US research centres for stormwater infrastructure funded after WEF and NMSA support

Research centres focused on stormwater infrastructure will be established through federal funding after extensive support from the US non-profit organisation Water Environment Federation (WEF) and the country’s stormwater organisation National Municipal Stormwater Alliance (NMSA).

Congress has provided US$3m in initial funding for the establishment of three to five centres of excellence for stormwater infrastructure technologies (CESITs), a new programme authorised in the infrastructure and investment in jobs act (IIJA) of 2021.

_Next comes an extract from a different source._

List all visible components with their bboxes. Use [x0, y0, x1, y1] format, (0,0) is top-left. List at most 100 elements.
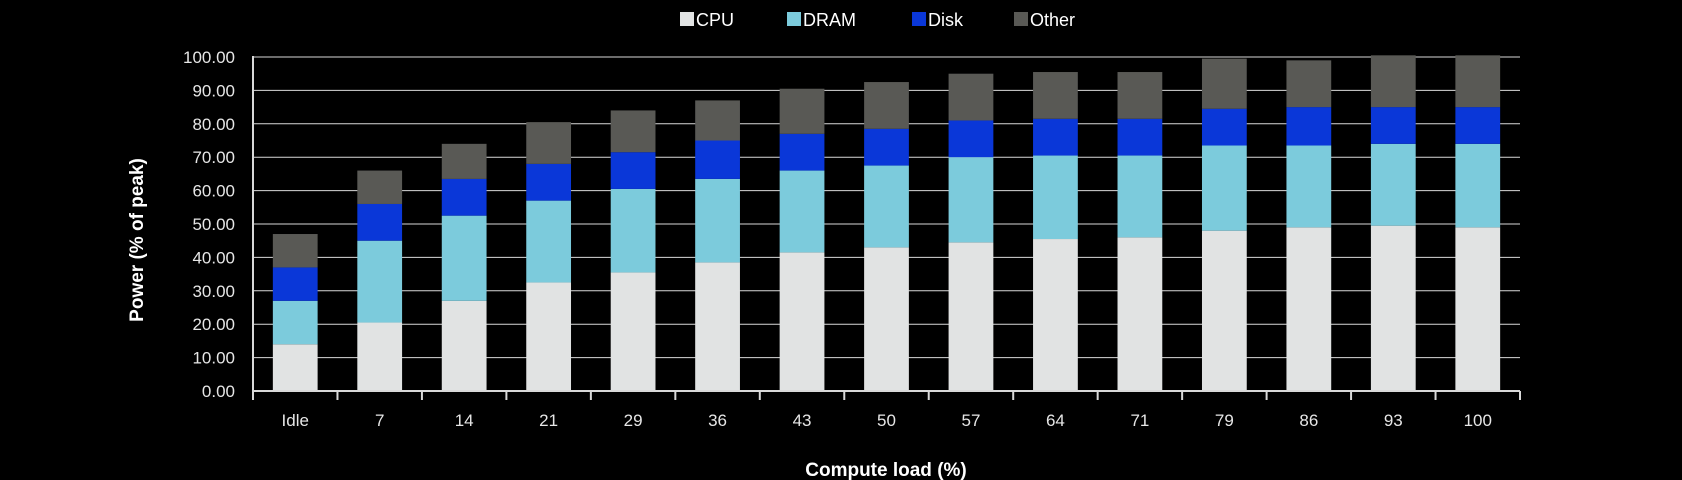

The CESITs are to conduct research on and create an inventory of new and emerging stormwater control infrastructure technologies; analyse innovative financial programmes supporting stormwater infrastructure implementation; provide technical assistance to states, tribal communities, and local governments who want to implement innovative stormwater infrastructure technologies; collaborate with educational institutions as well as public and private organisations including community-based public-private partnerships; and establish and maintain a national electronic clearinghouse centre to collect data and disseminate information and findings from CESITs to the stormwater sector.

“The stormwater sector is data-poor, regarding the performance of new and emerging technologies,” said Seth Brown, executive director of NMSA. “These centres have the potential to bridge the gap between research and application in our sector through support of technology-focused initiatives.”

WEF and NMSA proposed the concept of creating stormwater centres of excellence as part of their annual stormwater policy recommendations to congress document, which has resulted in multiple other stormwater policy legislative successes since 2017 when the first recommendations document was released.

“This funding in the FY23 federal budget is a result of over five years of advocacy before Congress by WEF and NMSA and our members establish stormwater centres of excellence across the nation that will help communities employ the right technologies and practices to address their local stormwater management challenges,” said Walt Marlowe, WEF’s executive director.

Despite billions of dollars of investment over the last three decades, urban stormwater runoff remains the largest growing source of water pollution across the US. Additionally, studies show that there has been an increase in extreme rain events over the last 50 years globally and floodings impacts are expected to accelerate in the future.

“Performance of stormwater infrastructure is critical to meeting the growing needs in the sector,” said Brown. “The CESITs could support existing efforts, such as stormwater testing and evaluation for products and practices (STEPP), which is a programme established by WEF and now shepherded by NMSA to drive innovation in the stormwater sector by objectively evaluating the performance of stormwater technology.”

The IIJA additionally created a stormwater planning and implementation grant programme, as proposed. While that programme was not funded in 2023, the initial funding for the CESITs will help communities be ready for planning and implementation of grant funding in the future.

Marlowe added, “On behalf of WEF and NMSA, we thank Congress for creating and funding the new CESIT programme. We will work with the US Environmental Protection Agency and stakeholders to ensure that CESITs and other federal stormwater resources help communities address their stormwater management needs.”